Correct Answer: Varactor diode

Explanation:


Introduction:
Negative-resistance devices can sustain oscillations or provide gain by exhibiting a region where current decreases as voltage increases. Identifying which devices exhibit negative resistance is foundational in microwave electronics.


Given Data / Assumptions:

  • Candidate devices: Gunn, Tunnel, IMPATT, Varactor diodes
  • Context: microwave generation/amplification vs reactive tuning


Concept / Approach:
Gunn and IMPATT diodes are classic negative-resistance sources for microwave oscillators and amplifiers. Tunnel diodes exhibit negative differential resistance due to quantum tunneling in their I–V curve. Varactors, by contrast, are voltage-dependent capacitors used for tuning and frequency multiplication; they do not operate via negative resistance in normal use.


Step-by-Step Reasoning:

1) Gunn diode: transferred-electron effect → negative resistance (true).2) Tunnel diode: tunneling peak and valley currents → negative differential resistance (true).3) IMPATT diode: impact ionization and transit-time effects → negative resistance at microwave frequencies (true).4) Varactor diode: provides nonlinear capacitance, not negative resistance (not a negative-resistance device).

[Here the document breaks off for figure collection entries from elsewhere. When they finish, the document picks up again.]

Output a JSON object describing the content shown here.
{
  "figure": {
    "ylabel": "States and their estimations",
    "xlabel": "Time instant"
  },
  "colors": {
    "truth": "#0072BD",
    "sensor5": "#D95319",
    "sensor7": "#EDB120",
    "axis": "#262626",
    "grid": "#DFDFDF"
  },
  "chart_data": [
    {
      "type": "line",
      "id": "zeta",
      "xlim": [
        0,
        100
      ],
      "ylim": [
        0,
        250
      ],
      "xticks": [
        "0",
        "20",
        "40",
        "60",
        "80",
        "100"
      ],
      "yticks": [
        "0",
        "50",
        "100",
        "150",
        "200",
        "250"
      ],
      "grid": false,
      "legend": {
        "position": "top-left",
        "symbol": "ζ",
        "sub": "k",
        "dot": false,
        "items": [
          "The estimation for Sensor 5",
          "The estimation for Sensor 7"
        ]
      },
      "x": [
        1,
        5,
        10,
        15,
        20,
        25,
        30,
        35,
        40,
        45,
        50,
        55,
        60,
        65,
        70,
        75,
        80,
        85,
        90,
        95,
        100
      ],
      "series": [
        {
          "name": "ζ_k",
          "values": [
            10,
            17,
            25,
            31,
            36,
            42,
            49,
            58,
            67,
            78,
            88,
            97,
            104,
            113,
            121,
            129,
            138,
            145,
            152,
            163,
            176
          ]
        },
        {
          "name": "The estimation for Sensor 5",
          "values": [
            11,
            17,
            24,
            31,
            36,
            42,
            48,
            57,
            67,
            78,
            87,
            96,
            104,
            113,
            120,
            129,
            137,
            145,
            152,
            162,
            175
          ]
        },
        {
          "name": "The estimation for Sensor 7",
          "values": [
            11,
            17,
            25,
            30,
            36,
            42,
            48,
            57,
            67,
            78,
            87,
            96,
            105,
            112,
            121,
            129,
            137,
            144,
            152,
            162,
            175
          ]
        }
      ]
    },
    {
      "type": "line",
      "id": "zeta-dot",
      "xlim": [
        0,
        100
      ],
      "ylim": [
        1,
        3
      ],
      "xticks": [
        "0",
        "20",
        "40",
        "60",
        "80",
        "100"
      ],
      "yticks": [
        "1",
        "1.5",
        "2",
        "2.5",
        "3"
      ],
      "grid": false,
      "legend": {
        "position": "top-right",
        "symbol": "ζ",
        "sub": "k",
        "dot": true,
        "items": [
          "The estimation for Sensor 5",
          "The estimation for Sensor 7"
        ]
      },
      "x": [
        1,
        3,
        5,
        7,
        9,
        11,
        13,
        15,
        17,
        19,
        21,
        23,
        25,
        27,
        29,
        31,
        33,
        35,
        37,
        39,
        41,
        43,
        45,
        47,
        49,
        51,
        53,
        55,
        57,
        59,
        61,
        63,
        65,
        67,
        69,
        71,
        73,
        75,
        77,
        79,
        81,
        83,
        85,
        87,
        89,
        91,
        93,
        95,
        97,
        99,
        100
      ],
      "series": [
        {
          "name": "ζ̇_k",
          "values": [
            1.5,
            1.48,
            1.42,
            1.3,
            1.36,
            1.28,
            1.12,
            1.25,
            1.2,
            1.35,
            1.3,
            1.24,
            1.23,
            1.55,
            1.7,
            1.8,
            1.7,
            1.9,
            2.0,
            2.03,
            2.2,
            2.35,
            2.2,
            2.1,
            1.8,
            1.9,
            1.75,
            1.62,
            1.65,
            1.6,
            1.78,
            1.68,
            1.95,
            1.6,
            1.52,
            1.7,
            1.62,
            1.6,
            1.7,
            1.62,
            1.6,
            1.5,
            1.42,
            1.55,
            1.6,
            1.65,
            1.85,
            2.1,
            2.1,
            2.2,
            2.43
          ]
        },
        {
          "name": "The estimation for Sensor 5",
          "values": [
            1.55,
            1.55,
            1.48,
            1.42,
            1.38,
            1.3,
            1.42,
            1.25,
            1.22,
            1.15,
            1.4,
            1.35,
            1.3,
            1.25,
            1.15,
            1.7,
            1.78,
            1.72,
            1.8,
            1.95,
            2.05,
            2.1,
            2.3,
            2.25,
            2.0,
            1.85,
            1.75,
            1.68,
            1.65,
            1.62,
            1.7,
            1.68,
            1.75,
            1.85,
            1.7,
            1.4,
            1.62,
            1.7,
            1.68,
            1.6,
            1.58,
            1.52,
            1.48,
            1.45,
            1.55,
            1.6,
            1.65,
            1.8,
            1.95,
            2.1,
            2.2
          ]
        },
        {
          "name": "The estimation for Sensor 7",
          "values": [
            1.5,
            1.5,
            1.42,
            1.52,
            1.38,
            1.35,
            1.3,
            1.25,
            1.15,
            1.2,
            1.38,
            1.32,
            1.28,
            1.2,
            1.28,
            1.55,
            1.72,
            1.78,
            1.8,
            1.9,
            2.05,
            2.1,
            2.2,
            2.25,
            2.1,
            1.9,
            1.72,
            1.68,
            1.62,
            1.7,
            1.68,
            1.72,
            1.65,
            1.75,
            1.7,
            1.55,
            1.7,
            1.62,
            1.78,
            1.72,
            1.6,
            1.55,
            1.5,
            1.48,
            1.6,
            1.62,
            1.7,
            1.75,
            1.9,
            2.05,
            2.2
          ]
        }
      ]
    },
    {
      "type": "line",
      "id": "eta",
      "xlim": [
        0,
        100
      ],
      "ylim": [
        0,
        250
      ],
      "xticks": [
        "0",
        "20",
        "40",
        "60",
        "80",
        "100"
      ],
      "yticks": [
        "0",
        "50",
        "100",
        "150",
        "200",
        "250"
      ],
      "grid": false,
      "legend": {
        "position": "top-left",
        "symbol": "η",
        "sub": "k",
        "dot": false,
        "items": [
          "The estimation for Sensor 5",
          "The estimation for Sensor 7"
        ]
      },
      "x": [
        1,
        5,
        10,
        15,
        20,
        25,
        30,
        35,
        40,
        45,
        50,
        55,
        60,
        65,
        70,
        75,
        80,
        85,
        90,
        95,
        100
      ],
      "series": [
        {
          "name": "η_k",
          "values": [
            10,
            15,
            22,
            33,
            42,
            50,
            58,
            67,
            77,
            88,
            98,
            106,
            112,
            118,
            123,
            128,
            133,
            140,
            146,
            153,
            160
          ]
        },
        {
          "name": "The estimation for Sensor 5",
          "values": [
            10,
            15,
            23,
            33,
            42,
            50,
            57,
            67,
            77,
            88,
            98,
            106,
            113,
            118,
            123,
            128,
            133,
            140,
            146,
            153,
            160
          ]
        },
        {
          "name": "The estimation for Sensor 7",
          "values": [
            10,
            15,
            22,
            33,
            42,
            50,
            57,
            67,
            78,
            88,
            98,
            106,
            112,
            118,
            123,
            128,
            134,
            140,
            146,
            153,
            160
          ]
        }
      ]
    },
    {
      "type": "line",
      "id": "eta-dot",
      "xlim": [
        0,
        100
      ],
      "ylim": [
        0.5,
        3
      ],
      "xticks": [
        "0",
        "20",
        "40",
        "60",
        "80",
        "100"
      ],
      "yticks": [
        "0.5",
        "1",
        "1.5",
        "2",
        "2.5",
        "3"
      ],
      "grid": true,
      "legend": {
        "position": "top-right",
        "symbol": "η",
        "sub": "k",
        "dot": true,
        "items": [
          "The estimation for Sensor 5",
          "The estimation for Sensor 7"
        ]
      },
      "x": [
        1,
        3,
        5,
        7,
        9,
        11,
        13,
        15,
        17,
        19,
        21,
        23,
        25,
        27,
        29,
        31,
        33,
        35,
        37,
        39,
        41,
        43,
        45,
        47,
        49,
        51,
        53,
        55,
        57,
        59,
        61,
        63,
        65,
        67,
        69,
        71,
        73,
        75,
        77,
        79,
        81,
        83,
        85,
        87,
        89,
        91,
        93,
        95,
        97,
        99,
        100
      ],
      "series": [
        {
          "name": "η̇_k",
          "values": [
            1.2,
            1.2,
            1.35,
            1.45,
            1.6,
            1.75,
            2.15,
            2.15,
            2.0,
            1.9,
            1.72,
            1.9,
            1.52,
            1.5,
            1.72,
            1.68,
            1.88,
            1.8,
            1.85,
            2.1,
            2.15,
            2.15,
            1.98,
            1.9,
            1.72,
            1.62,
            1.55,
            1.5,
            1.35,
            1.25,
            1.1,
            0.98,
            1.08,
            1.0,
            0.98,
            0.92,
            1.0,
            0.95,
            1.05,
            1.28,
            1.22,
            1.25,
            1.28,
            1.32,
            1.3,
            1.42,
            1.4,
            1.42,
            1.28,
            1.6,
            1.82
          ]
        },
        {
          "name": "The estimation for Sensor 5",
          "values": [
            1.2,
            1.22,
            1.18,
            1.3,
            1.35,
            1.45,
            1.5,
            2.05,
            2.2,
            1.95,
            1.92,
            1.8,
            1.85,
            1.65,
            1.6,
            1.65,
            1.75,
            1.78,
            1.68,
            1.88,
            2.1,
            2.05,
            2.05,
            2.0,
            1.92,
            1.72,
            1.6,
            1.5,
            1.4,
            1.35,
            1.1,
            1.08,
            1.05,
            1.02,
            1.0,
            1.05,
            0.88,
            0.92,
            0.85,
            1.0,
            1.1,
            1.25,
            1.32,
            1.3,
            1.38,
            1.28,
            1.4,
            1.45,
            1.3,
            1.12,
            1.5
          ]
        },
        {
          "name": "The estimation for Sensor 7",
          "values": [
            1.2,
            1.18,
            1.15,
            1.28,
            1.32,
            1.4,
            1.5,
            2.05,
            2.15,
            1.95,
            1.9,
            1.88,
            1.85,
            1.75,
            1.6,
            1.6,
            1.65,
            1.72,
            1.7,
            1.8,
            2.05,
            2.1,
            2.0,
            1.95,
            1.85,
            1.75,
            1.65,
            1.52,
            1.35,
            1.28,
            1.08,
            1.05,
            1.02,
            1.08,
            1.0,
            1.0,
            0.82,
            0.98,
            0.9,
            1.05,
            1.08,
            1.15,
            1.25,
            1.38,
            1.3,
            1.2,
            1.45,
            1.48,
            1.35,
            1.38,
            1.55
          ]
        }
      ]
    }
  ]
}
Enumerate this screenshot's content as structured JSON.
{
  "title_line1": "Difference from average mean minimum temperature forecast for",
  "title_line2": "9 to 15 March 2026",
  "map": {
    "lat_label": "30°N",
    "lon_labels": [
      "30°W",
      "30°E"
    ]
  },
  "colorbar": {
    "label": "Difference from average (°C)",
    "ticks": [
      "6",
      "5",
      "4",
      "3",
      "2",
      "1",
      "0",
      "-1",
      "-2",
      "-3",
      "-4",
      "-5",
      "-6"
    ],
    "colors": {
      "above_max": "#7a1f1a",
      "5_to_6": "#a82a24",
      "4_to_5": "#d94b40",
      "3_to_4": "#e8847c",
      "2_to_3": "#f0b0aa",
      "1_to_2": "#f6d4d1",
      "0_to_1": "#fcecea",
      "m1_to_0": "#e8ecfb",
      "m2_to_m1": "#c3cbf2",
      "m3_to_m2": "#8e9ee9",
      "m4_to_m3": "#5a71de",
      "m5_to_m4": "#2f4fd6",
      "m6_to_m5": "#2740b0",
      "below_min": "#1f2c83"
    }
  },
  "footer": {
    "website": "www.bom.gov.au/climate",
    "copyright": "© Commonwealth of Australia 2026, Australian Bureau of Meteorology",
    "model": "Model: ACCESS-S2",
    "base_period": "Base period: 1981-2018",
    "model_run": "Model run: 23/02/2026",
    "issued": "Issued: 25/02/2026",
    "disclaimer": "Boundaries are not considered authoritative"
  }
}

Verification / Alternative check:
Small-signal models: varactor shows C(V) with series R but no negative-resistance region; others have negative differential resistance ranges.


Why Other Options Are Wrong:

  • A/B/C: Each is a well-known negative-resistance device used for oscillation/amplification.


Common Pitfalls:
Equating nonlinearity with negative resistance; assuming all “special diodes” share the same property.